“Rail can get you just about anywhere. It’s like the Harry Potter stairway. You get on the stairs at one end and they move to wherever you need to go. That’s the beauty of the railway. You get on at one end here, with your bitumen or dilbit, and then you can end up in different places depending on what are the best markets.”
That quote is from Pete Sametz, president of Connacher Oil and Gas, speaking to the Daily Oil Bulletin about the appeal of moving tar sands oil by rail. And Sametz isn’t alone in his enthusiasm for rail transportation options for bitumen.
At the Canadian Institute’s North American Pipeline Symposium in June, Randy Meyer of Canadian National railway, told the conference how this situation appeared to him.
“It’s kind of amusing when I read in the paper that there’s this angst and gnashing of teeth about Keystone and I’m going, ‘My goodness, we’re already there.’ We can go there and we are. We are shipping product there.”
The reality is that tar sands bitumen transport is so well-suited for rail over pipelines that it is now cheaper to move tar sands bitumen by rail than it is by pipeline. If you’re a tar sands industry executive, this is your light-bulb moment: Who needs the Keystone XL headache when you can bypass the controversy entirely using existing rail lines?
Aside from the magical Harry Potter flexibility of rail compared to pipelines, rail also offers the option of moving bitumen without having to dilute it, as is required for pipelines, which makes it cheaper as explained by Randy Meyer.
“We did a study where we took the American Association of Railway’s published rates, which averaged out all the traffic that moves and all its products. That average … is about 16 per cent less than pipeline costs.”

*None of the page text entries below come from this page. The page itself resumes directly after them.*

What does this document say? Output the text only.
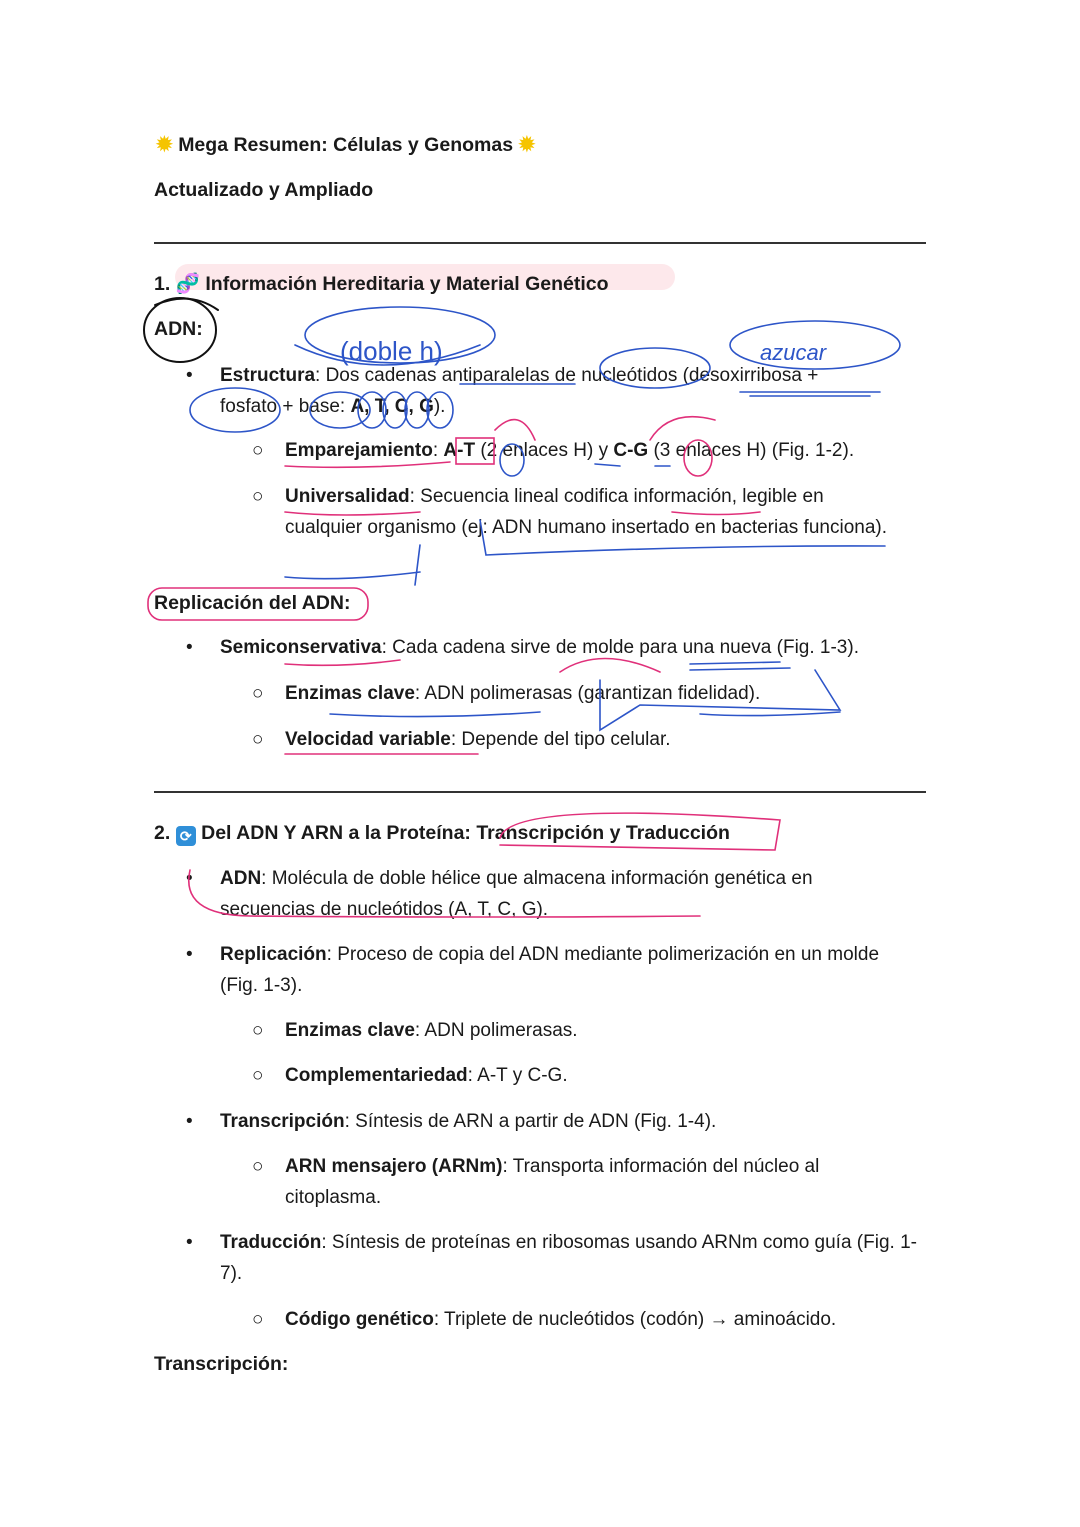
✹ Mega Resumen: Células y Genomas ✹
Actualizado y Ampliado
1. 🧬 Información Hereditaria y Material Genético
ADN:
• Estructura: Dos cadenas antiparalelas de nucleótidos (desoxirribosa +
fosfato + base: A, T, C, G).
○ Emparejamiento: A-T (2 enlaces H) y C-G (3 enlaces H) (Fig. 1-2).
○ Universalidad: Secuencia lineal codifica información, legible en cualquier organismo (ej: ADN humano insertado en bacterias funciona).
Replicación del ADN:
• Semiconservativa: Cada cadena sirve de molde para una nueva (Fig. 1-3).
○ Enzimas clave: ADN polimerasas (garantizan fidelidad).
○ Velocidad variable: Depende del tipo celular.
2. ⟳ Del ADN Y ARN a la Proteína: Transcripción y Traducción
• ADN: Molécula de doble hélice que almacena información genética en secuencias de nucleótidos (A, T, C, G).
• Replicación: Proceso de copia del ADN mediante polimerización en un molde (Fig. 1-3).
○ Enzimas clave: ADN polimerasas.
○ Complementariedad: A-T y C-G.
• Transcripción: Síntesis de ARN a partir de ADN (Fig. 1-4).
○ ARN mensajero (ARNm): Transporta información del núcleo al citoplasma.
• Traducción: Síntesis de proteínas en ribosomas usando ARNm como guía (Fig. 1-7).
○ Código genético: Triplete de nucleótidos (codón) → aminoácido.
Transcripción:
(doble h)	azucar
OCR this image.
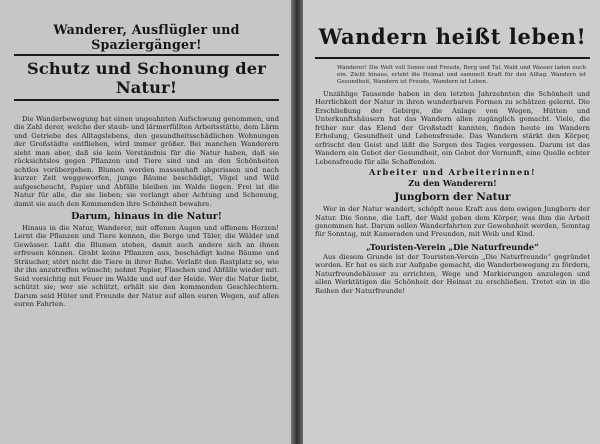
Wanderer, Ausflügler und Spaziergänger!

Schutz und Schonung der Natur!

Die Wanderbewegung hat einen ungeahnten Aufschwung genommen, und die Zahl derer, welche der staub- und lärmerfüllten Arbeitsstätte, dem Lärm und Getriebe des Alltagslebens, den gesundheitsschädlichen Wohnungen der Großstädte entfliehen, wird immer größer. Bei manchen Wanderern sieht man aber, daß sie kein Verständnis für die Natur haben, daß sie rücksichtslos gegen Pflanzen und Tiere sind und an den Schönheiten achtlos vorübergehen. Blumen werden massenhaft abgerissen und nach kurzer Zeit weggeworfen, junge Bäume beschädigt, Vögel und Wild aufgescheucht, Papier und Abfälle bleiben im Walde liegen. Frei ist die Natur für alle, die sie lieben; sie verlangt aber Achtung und Schonung, damit sie auch den Kommenden ihre Schönheit bewahre.

Darum, hinaus in die Natur!

Hinaus in die Natur, Wanderer, mit offenen Augen und offenem Herzen! Lernt die Pflanzen und Tiere kennen, die Berge und Täler, die Wälder und Gewässer. Laßt die Blumen stehen, damit auch andere sich an ihnen erfreuen können. Grabt keine Pflanzen aus, beschädigt keine Bäume und Sträucher, stört nicht die Tiere in ihrer Ruhe. Verlaßt den Rastplatz so, wie ihr ihn anzutreffen wünscht; nehmt Papier, Flaschen und Abfälle wieder mit. Seid vorsichtig mit Feuer im Walde und auf der Heide. Wer die Natur liebt, schützt sie; wer sie schützt, erhält sie den kommenden Geschlechtern. Darum seid Hüter und Freunde der Natur auf allen euren Wegen, auf allen euren Fahrten.

Wandern heißt leben!

Wanderer! Die Welt voll Sonne und Freude, Berg und Tal, Wald und Wasser laden euch ein. Zieht hinaus, erlebt die Heimat und sammelt Kraft für den Alltag. Wandern ist Gesundheit, Wandern ist Freude, Wandern ist Leben.

Unzählige Tausende haben in den letzten Jahrzehnten die Schönheit und Herrlichkeit der Natur in ihren wunderbaren Formen zu schätzen gelernt. Die Erschließung der Gebirge, die Anlage von Wegen, Hütten und Unterkunftshäusern hat das Wandern allen zugänglich gemacht. Viele, die früher nur das Elend der Großstadt kannten, finden heute im Wandern Erholung, Gesundheit und Lebensfreude. Das Wandern stärkt den Körper, erfrischt den Geist und läßt die Sorgen des Tages vergessen. Darum ist das Wandern ein Gebot der Gesundheit, ein Gebot der Vernunft, eine Quelle echter Lebensfreude für alle Schaffenden.

Arbeiter und Arbeiterinnen!

Zu den Wanderern!

Jungborn der Natur

Wer in der Natur wandert, schöpft neue Kraft aus dem ewigen Jungborn der Natur. Die Sonne, die Luft, der Wald geben dem Körper, was ihm die Arbeit genommen hat. Darum sollen Wanderfahrten zur Gewohnheit werden, Sonntag für Sonntag, mit Kameraden und Freunden, mit Weib und Kind.

„Touristen-Verein „Die Naturfreunde“

Aus diesem Grunde ist der Touristen-Verein „Die Naturfreunde“ gegründet worden. Er hat es sich zur Aufgabe gemacht, die Wanderbewegung zu fördern, Naturfreundehäuser zu errichten, Wege und Markierungen anzulegen und allen Werktätigen die Schönheit der Heimat zu erschließen. Tretet ein in die Reihen der Naturfreunde!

This reality and the recent revelations that the impact of the tar sands oil will be much greater than initially predicted, present a grim picture for the environment, although apparently an amusing and exciting one for oil and rail executives. Companies like Grizzly Oil Sands outline their plans on their website.
Grizzly is excited at the range of benefits to be generated from its oil-by-rail bitumen marketing strategy. The Company believes its approach can achieve economics superior to using the Keystone XL pipeline, if built.
On their site Grizzly mentions purchasing new rail cars to move bitumen as well as completing a rail-to-barge facility on the Mississippi in Louisiana.
And despite predictions in the new proposed oil-by-rail regulations that the DOT-111 cars that will eventually not be allowed to carry the much more volatile Bakken crude oil would instead be repurposed to carry tar sands oil, this is unlikely. The most profitable way to move bitumen by rail is in thermally-jacketed cars that allow for the oil to be heated.
The current DOT-111 cars don’t have this capacity and retrofitting them would be too costly.
Heating the bitumen versus diluting it is where the industry sees the cost advantages.
And while the new proposed regulations for moving volatile crude oil and ethanol mention that tar sands oil may be transported in DOT-111s in the future, the proposed changes do not apply to tar sands oil in any way.
When the DOT first announced new testing requirements for crude oil being shipped by rail in February of this year, there was immediate push back from the industry because of the impact it may have on moving tar sands by rail. The government quickly clarified that tar sands oil would be exempt from the requirements, a move that at the time was described by the president of the American Fuel & Petrochemical Manufacturers as a “judicious response.”
The cost advantages and flexibility of moving heated bitumen by rail and are spurring significant new investment in the oil-by-rail industry. As reported by Oil Change International in their report Runaway Train, the planned expansion is massive and would increase the current oil-by-rail capacity of one million barrels of oil per day to five times that amount. While much of this is also for lighter crudes like Bakken, it also is being driven by the desire to move tar sands oil by rail.
As previously noted on DeSmogBlog, the additional reason that rail is appealing to tar sands producers is that they ultimately want to sell their product overseas. And while there is an export ban on oil produced in the U.S., this does not apply to the tar sands oil from Canada. And the trains currently give access to the East, West and Gulf coasts where the oil can be loaded onto ocean going vessels and sent to the highest bidder on the world market.
Global Partners is currently one of the top capacity oil-by-rail companies with a terminal on the East coast in Albany, NY, on the West coast in Oregon and with plans to build a new facility in Texas and another in New Windsor, NY. And despite their current business of moving Bakken crude, they are actively promoting tar sands by rail to the industry.
Global Partners CEO Eric Slifka recently made the sales pitch for tars sands by rail at an industry conference saying, “we can take pure heavy crude oil, put it in a heated rail car … and move it directly.”
Global’s recent expansion plans in Texas resulted in the following headline in the Houston Business Journal: Keystone? Who needs it? Railroad plans fuel terminal for Port Arthur.
If the current economics of moving tar sands oil by rail can be proven to be scalable, and it would appear they can, rail appears to be faster, cheaper and more flexible as an option to get Canadian tar sands oil onto the international market. Which means the producers can get higher prices, which in turn makes the expanded extraction and consumption of the tar sands that much more likely.